I will fix the dimension $n$ and use $S:=\{x\in\Bbb R^n:\|x\|=1\}$ to denote the unit sphere. Let $\sigma$ denote surface measure on $S$, and define $\bar\sigma:=[\sigma(S)]^{-1}\sigma$, the "uniform distribution" on $S$.
Here $Y=X/\|X\|$ and X an n-dimensional standard gaussian vector
Let $f:S\to\Bbb R$ be bounded and Borel measurable. Then $$ \eqalign{ \Bbb E[f(Y)] &=\int_{\Bbb R^n} f(x/\|x\|)(2\pi)^{-n/2}e^{-\|x\|^2/2}\,dx\cr &=(2\pi)^{-n/2}\sigma(S)\int_S\int_0^\infty f(u)e^{-r^2}r^{n-1}\,dr\,\bar\sigma(du),\cr &=\int_S f(u)\,\bar\sigma(du),\cr } $$ because $$ \int_0^\infty e^{-r^2}r^{n-1}\,dr =2^{n/2-1}\int_0^\infty e^{-t}t^{n/2-1}\,dt=2^{n/2-1}\Gamma(n/2) $$ while $\sigma(S)=2\pi^{n/2}/\Gamma(n/2)$.
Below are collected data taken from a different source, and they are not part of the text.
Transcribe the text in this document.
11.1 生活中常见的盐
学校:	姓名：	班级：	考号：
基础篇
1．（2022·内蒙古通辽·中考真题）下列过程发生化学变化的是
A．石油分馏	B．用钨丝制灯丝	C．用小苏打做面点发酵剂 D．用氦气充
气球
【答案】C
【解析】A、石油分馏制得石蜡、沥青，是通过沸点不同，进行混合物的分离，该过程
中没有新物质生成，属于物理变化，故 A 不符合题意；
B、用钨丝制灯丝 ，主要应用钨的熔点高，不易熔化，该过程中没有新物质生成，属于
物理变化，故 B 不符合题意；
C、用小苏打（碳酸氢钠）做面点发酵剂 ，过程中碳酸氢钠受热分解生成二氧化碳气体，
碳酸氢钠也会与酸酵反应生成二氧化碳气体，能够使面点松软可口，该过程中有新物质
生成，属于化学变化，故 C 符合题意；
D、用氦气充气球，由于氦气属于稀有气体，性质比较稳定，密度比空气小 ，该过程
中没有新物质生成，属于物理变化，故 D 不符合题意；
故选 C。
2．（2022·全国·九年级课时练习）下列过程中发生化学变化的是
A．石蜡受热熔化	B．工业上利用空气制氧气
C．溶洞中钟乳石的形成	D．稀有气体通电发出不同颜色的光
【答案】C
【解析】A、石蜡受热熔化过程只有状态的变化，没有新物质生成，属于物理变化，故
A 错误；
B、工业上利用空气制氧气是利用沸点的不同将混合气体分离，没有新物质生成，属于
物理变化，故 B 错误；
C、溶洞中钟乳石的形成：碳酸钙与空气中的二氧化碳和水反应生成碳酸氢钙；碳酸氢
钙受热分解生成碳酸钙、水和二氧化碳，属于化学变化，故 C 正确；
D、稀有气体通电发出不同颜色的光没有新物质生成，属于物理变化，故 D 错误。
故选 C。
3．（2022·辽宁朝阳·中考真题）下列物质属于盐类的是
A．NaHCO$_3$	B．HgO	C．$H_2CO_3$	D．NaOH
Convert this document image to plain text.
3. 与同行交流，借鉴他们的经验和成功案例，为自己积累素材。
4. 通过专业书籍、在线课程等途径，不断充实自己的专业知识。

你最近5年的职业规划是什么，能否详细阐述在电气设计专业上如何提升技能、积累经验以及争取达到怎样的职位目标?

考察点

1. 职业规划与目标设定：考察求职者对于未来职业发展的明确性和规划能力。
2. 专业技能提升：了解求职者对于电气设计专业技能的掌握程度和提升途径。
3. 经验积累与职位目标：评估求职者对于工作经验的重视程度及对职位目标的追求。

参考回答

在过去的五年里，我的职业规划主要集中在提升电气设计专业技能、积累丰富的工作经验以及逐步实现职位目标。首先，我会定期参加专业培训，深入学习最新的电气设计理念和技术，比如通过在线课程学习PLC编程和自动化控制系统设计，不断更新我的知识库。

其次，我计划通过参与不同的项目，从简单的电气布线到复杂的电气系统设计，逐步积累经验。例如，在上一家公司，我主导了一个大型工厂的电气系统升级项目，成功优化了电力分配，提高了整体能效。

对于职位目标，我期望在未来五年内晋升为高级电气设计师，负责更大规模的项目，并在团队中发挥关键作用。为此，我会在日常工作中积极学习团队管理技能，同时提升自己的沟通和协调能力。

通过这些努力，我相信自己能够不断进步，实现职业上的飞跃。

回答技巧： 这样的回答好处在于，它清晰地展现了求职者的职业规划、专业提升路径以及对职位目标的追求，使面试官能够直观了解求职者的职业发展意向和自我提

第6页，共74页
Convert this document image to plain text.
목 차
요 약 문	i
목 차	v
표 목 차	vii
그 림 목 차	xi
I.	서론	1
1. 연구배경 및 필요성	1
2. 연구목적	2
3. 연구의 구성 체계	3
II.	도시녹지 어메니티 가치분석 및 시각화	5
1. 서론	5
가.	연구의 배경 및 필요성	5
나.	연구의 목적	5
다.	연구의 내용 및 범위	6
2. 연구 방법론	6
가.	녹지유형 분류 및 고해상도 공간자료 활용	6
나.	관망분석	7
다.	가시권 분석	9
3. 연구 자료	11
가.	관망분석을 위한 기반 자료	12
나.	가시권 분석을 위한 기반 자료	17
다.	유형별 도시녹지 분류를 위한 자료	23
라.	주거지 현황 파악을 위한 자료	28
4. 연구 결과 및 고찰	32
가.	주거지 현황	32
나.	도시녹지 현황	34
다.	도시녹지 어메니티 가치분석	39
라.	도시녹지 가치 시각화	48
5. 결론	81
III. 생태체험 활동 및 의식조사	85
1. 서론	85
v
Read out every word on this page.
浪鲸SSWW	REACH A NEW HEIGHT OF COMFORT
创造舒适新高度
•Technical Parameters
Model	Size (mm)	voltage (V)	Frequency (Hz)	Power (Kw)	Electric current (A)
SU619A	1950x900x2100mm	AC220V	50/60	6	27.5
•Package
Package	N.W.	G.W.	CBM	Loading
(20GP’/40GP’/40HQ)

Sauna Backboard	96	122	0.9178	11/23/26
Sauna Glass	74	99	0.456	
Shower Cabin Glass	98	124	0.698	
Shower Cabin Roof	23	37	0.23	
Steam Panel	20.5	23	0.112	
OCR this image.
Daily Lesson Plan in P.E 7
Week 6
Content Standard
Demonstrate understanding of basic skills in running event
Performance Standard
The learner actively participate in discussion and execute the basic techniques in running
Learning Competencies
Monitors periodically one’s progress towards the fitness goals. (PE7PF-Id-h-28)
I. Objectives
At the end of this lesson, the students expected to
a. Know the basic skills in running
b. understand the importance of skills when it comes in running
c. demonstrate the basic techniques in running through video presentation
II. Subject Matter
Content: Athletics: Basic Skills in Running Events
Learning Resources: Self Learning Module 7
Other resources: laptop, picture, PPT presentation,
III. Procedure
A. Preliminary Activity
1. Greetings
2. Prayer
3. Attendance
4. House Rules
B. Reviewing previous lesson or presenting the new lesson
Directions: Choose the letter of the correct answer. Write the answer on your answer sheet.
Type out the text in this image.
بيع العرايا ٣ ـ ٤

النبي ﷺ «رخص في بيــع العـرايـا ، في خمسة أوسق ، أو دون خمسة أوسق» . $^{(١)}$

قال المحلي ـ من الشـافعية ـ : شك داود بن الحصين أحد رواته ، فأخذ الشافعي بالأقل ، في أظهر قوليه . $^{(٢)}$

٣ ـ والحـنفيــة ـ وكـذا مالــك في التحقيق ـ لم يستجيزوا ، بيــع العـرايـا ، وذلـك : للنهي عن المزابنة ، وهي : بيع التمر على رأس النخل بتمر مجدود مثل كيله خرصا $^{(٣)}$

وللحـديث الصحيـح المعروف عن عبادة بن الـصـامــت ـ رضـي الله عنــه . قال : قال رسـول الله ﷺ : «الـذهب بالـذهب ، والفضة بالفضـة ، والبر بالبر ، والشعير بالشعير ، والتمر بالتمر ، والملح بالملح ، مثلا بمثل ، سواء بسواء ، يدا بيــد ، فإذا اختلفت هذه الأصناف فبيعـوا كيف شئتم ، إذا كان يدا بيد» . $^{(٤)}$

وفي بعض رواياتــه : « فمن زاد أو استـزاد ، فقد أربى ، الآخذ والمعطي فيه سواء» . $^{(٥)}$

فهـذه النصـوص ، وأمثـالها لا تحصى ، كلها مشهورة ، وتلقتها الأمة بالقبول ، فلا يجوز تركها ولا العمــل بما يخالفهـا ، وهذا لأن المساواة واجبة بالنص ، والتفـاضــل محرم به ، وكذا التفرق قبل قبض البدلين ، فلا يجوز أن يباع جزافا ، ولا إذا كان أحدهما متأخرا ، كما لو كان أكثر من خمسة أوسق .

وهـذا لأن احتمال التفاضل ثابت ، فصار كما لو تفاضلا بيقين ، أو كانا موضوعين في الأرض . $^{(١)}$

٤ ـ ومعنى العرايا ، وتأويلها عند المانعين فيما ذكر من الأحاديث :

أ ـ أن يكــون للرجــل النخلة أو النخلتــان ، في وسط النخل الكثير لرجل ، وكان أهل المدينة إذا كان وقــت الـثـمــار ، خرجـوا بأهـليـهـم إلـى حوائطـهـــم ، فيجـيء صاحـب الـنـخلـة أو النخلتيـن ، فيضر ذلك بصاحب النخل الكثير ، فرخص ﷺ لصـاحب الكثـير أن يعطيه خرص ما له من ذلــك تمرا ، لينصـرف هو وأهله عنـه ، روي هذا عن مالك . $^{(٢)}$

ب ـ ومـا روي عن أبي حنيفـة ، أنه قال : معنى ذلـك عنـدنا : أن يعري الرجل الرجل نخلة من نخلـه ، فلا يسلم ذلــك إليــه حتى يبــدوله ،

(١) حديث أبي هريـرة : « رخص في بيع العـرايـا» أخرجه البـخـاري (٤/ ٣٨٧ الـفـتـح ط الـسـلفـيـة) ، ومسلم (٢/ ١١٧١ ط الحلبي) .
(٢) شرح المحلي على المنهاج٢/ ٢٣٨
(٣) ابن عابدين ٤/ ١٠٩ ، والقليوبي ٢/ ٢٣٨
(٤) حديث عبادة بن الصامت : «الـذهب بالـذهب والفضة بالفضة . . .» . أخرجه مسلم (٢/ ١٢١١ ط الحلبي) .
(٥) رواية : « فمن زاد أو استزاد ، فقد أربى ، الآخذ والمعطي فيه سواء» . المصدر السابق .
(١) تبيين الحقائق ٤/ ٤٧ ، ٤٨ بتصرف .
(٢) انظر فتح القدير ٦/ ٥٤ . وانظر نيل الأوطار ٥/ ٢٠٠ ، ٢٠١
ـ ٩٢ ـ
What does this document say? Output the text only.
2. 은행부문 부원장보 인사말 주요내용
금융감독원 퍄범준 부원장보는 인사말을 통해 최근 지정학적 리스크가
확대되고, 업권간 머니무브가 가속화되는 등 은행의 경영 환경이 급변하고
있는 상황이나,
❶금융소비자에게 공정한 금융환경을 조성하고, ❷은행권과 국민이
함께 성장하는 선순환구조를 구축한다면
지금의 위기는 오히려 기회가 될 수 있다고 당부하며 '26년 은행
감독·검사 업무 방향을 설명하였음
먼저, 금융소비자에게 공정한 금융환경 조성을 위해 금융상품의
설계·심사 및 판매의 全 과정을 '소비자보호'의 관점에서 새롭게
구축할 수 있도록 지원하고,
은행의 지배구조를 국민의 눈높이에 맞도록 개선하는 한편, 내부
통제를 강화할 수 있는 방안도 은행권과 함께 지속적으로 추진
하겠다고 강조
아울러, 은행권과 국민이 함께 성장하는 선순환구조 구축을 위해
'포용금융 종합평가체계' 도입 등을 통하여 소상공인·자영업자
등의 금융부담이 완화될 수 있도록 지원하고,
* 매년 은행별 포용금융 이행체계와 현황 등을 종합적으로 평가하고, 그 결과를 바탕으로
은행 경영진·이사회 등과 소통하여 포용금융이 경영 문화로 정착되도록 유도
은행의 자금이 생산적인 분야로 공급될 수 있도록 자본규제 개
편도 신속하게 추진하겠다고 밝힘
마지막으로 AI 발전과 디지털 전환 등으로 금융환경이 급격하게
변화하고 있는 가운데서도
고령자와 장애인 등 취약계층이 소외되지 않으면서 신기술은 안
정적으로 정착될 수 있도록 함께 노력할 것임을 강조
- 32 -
Why is $X/\|X\|_2$ uniformly distributed on a unit sphere when X is n-dimensional standard gaussian vector? I do not follow the exact transformations made to $\int_{\mathbb{R}^n}f(x/\|x\|)2 \pi^{-n/2}e^{-\|x\|^2} dx$.
I understand there is a change of variable $x \to (r,u)=(\|x\|,x/\|x\|)$ but can't see how do we get the terms $e^{-r^2}$ and $r^{n-1}$ in the term after the second equality . Could someone show me the exact computations?